Getting Pregnant

Getting pregnant is complex, many events must occur at the right time and pregnancy depends on many factors:

  • Ovulation and the production of healthy eggs
  • Enough healthy sperm being produced
  • The ability of eggs to travel through the tubes to reach the sperm
  • Sperm being able to travel through the cervix to reach the egg
  • The sperm’s ability to fertilise the egg
  • A fertilised egg becoming a healthy embryo
  • Successful implantation of the embryo in the uterus

The Basics:

The Reproductive System


What needs to happen before conception takes place?


Ovulation is the development and release of an egg from a woman’s ovary. This occurs once in the menstrual cycle usually about 14 days before the end of the cycle. This is the fertile time for a woman.

The whole process is controlled by two glands in the brain, the hypothalamus and pituitary, which tell hormones in your body to trigger certain physical responses. The egg is released from a mature follicle on the ovary (either one, it’s random) and travels down the fallopian tube. Fertilisation may occur in the fallopian tube if sperm are present. The egg survives for about 12 – 24 hours.

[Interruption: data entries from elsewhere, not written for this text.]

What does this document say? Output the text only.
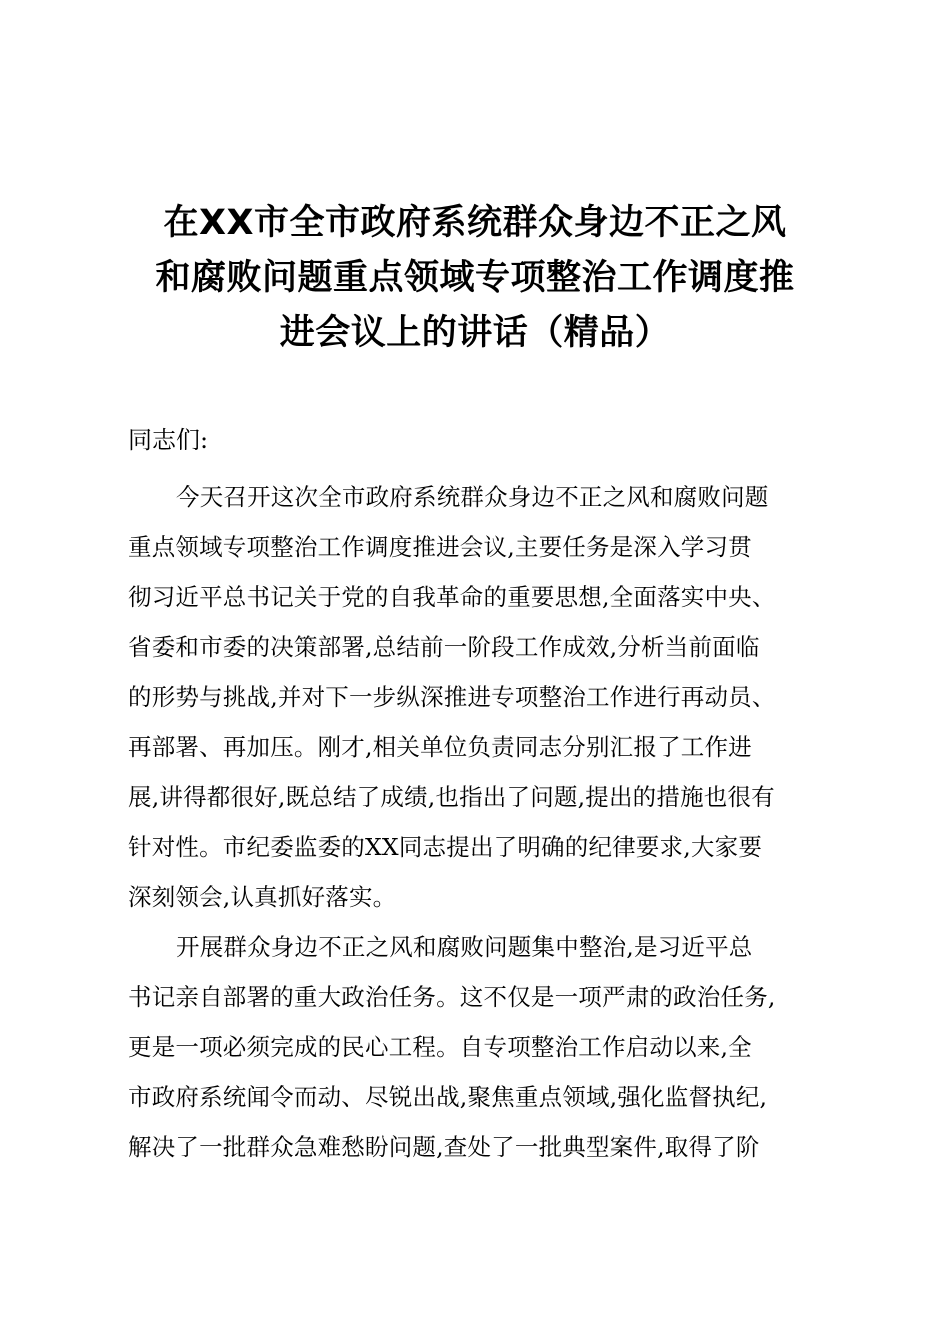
在XX市全市政府系统群众身边不正之风
和腐败问题重点领域专项整治工作调度推
进会议上的讲话（精品）

同志们:

今天召开这次全市政府系统群众身边不正之风和腐败问题
重点领域专项整治工作调度推进会议,主要任务是深入学习贯
彻习近平总书记关于党的自我革命的重要思想,全面落实中央、
省委和市委的决策部署,总结前一阶段工作成效,分析当前面临
的形势与挑战,并对下一步纵深推进专项整治工作进行再动员、
再部署、再加压。刚才,相关单位负责同志分别汇报了工作进
展,讲得都很好,既总结了成绩,也指出了问题,提出的措施也很有
针对性。市纪委监委的XX同志提出了明确的纪律要求,大家要
深刻领会,认真抓好落实。
开展群众身边不正之风和腐败问题集中整治,是习近平总
书记亲自部署的重大政治任务。这不仅是一项严肃的政治任务,
更是一项必须完成的民心工程。自专项整治工作启动以来,全
市政府系统闻令而动、尽锐出战,聚焦重点领域,强化监督执纪,
解决了一批群众急难愁盼问题,查处了一批典型案件,取得了阶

Sperm take about 70 days to develop and are produced in the testes. Sperm is expelled in seminal fluid on ejaculation. There may be 100’s of million sperm produced at ejaculation though relatively few (several hundred) will reach the fallopian tubes.

The ‘fertilising capacity’ of the sperm can be dependant on the number of sperm produced and the quality of the sperm. By quality we mean such things as the sperm’s motility (ability to move forward) and shape. The sperm are capable of fertilisation for about 72 hours.